A nurse in a burn treatment center is caring for a client who is admitted with severe burns to both lower extremities and is scheduled for an escharotomy. The client's spouse asks the nurse what the procedure entails. Which of the following nursing statements is appropriate?
- A. Skin grafting will be done to replace damaged tissue.
- B. Large incisions will be made in the eschar to improve circulation.
- C. This is a procedure to remove dead tissue from the burn area.
- D. Escharotomy is the removal of the burned area and will not improve circulation.
Correct Answer: B
Rationale: The correct answer is B: Large incisions will be made in the eschar to improve circulation. Escharotomy involves making incisions through the eschar (dead tissue) to relieve constriction and improve circulation in the burned area. By performing escharotomy, blood flow is restored, reducing the risk of compartment syndrome and tissue necrosis.

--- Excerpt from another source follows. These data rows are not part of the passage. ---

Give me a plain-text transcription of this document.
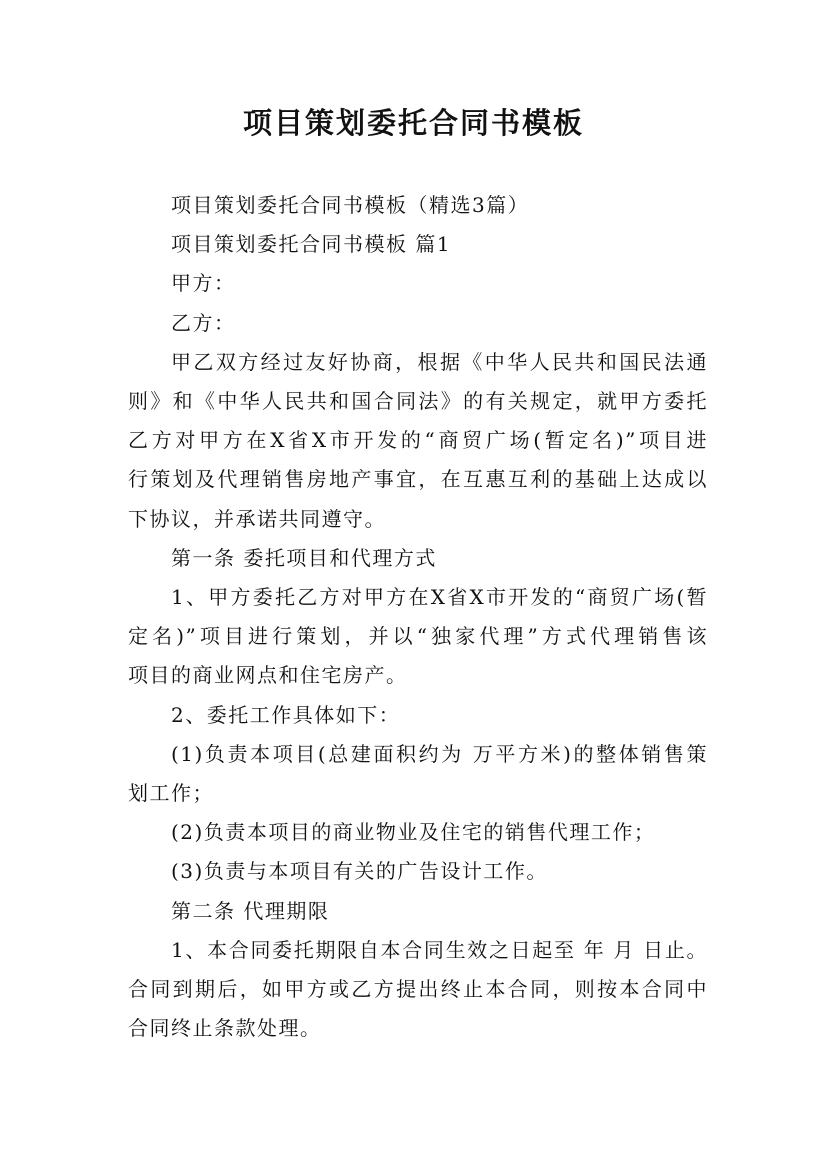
项目策划委托合同书模板

项目策划委托合同书模板（精选3篇）

项目策划委托合同书模板 篇1

甲方：

乙方：

甲乙双方经过友好协商，根据《中华人民共和国民法通

则》和《中华人民共和国合同法》的有关规定，就甲方委托

乙方对甲方在X省X市开发的“商贸广场(暂定名)”项目进

行策划及代理销售房地产事宜，在互惠互利的基础上达成以

下协议，并承诺共同遵守。

第一条 委托项目和代理方式

1、甲方委托乙方对甲方在X省X市开发的“商贸广场(暂

定名)”项目进行策划，并以“独家代理”方式代理销售该

项目的商业网点和住宅房产。

2、委托工作具体如下：

(1)负责本项目(总建面积约为 万平方米)的整体销售策

划工作；

(2)负责本项目的商业物业及住宅的销售代理工作；

(3)负责与本项目有关的广告设计工作。

第二条 代理期限

1、本合同委托期限自本合同生效之日起至 年 月 日止。

合同到期后，如甲方或乙方提出终止本合同，则按本合同中

合同终止条款处理。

Choice A is incorrect because skin grafting is a separate procedure done to replace damaged tissue, not part of an escharotomy. Choice C is incorrect as it describes debridement, not escharotomy. Choice D is incorrect since escharotomy aims to improve circulation rather than remove the burned area entirely.
A nurse is monitoring a client who has a chest tube in place connected to wall suction due to a right-sided pneumothorax. The client complains of chest burning. Which of the following actions should the nurse take?
- A. Reposition the client
- B. Check the chest tube for kinks
- C. Increase the suction pressure
- D. Administer pain medication
Correct Answer: A
Rationale: Repositioning the client can help alleviate chest burning caused by the chest tube.